Campbell had 29 tackles in five games as a backup in 2020. Then he had 143 tackles while starting all 14 games in 2021. The shortened COVID-19 season inflates the gap, though, along with the three games in which Campbell did not play.
The linebacker from Cedar Falls went from averaging 5.8 tackles per game played in 2020 to 10.2 in 2021 and 10.0 in 2022.
Jones went from 1.5 receptions per game played in 2021 with the Hawkeyes to 9.0 in 2022 with the Boilermakers.
Campbell’s tackles per game rose by about 76 percent from 2020 to 2021. Jones’ receptions per game increased by 600 percent from 2021 to 2022.
Fellow wide receiver Tyrone Tracy Jr. also transferred from Iowa to Purdue after having 15 receptions last season. His 24 receptions so far in 2022 are more than what any Iowa wide receiver has.

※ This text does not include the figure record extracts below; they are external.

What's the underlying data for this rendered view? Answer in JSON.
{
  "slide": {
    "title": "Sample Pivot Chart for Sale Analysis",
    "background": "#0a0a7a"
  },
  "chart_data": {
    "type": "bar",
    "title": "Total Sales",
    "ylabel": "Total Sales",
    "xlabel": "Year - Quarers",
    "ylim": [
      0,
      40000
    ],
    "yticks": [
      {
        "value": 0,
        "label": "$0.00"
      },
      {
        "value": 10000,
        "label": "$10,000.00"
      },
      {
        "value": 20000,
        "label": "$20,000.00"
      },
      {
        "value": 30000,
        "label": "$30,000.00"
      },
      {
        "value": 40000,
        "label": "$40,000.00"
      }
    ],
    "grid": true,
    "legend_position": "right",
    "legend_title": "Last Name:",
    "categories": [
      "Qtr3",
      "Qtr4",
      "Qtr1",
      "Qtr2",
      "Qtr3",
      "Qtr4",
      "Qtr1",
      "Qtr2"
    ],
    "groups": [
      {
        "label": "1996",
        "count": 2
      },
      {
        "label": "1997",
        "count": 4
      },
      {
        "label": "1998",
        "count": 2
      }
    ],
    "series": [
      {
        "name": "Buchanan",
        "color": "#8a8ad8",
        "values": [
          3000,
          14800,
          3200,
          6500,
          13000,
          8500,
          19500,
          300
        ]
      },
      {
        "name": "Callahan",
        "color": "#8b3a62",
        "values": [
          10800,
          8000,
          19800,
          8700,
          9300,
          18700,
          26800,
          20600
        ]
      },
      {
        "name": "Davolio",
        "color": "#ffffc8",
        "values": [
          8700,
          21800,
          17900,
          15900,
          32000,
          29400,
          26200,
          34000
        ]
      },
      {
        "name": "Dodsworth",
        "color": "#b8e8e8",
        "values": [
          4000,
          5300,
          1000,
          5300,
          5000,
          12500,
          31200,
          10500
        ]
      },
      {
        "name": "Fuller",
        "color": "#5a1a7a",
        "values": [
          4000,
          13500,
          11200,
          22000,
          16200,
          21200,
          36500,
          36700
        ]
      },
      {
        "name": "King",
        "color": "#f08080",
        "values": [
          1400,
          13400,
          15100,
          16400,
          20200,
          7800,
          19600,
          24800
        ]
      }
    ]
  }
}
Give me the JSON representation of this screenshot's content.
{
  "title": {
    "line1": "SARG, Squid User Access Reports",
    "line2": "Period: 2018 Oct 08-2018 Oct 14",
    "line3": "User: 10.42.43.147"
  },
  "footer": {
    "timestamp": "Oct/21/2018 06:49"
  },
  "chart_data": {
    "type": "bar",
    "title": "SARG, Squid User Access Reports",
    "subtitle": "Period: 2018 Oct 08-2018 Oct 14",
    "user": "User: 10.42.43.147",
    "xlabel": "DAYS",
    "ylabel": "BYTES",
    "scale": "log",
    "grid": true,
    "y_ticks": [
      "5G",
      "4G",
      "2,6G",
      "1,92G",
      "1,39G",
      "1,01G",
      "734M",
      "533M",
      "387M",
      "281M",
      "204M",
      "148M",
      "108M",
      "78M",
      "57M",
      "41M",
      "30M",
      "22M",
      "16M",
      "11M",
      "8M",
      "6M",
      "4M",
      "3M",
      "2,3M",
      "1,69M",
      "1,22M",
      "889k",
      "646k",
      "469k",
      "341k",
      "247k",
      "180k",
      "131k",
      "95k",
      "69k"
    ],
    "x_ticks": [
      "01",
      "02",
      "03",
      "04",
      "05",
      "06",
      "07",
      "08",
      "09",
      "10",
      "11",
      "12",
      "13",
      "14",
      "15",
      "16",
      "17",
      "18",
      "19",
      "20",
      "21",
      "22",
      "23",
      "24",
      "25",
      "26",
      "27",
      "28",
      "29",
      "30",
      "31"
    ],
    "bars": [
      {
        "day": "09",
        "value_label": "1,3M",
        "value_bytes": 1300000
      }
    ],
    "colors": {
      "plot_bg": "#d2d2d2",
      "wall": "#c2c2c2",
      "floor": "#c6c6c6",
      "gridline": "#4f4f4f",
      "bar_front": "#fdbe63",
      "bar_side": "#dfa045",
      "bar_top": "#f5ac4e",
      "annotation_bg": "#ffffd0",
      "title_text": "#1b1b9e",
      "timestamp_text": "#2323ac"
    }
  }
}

Meanwhile, a thin wide receiver position — Iowa had only one scholarship player available at one point — has added to the problems with an offense that ranks 129th in yards per game and 125th in points per game out of 131 FBS teams.
Different styles play a factor in the difference in production between Iowa and Purdue’s wide receivers. Purdue has attempted passes on 57.4 percent of plays this year. Iowa is at 45.6 percent.
“We play an exciting brand of football,” Brohm said in the summer. “We want to allow our players to make a name for themselves.”
Jones’ success — he even earned the nickname “Chuck Sizzle” from Fox broadcaster Gus Johnson — is visible to high school prospects or transfer portal players who may consider the Hawkeyes.
When asked whether the Jones situation could negatively affect recruiting, Ferentz said “we'll worry about that later on.”
He might not have to wait long to see the impact.
Before factoring in the transfer portal, Iowa is expected to have five scholarship players return at wide receiver. (It could be six if Nico Ragaini uses his extra COVID-19 year of eligibility.)
Iowa lost four scholarship receivers to the transfer portal during or after last season — Jones, Tracy, Desmond Hutson and Quavon Matthews — before Jones showed what can happen in a different system.
Alex Mota, from Marion, is the only wide receiver committed in Iowa’s 2023 recruiting class. Iowa does not have a wide receiver committed in the 2024 class yet.
“Right now, we're just trying to worry about Purdue,” Ferentz said.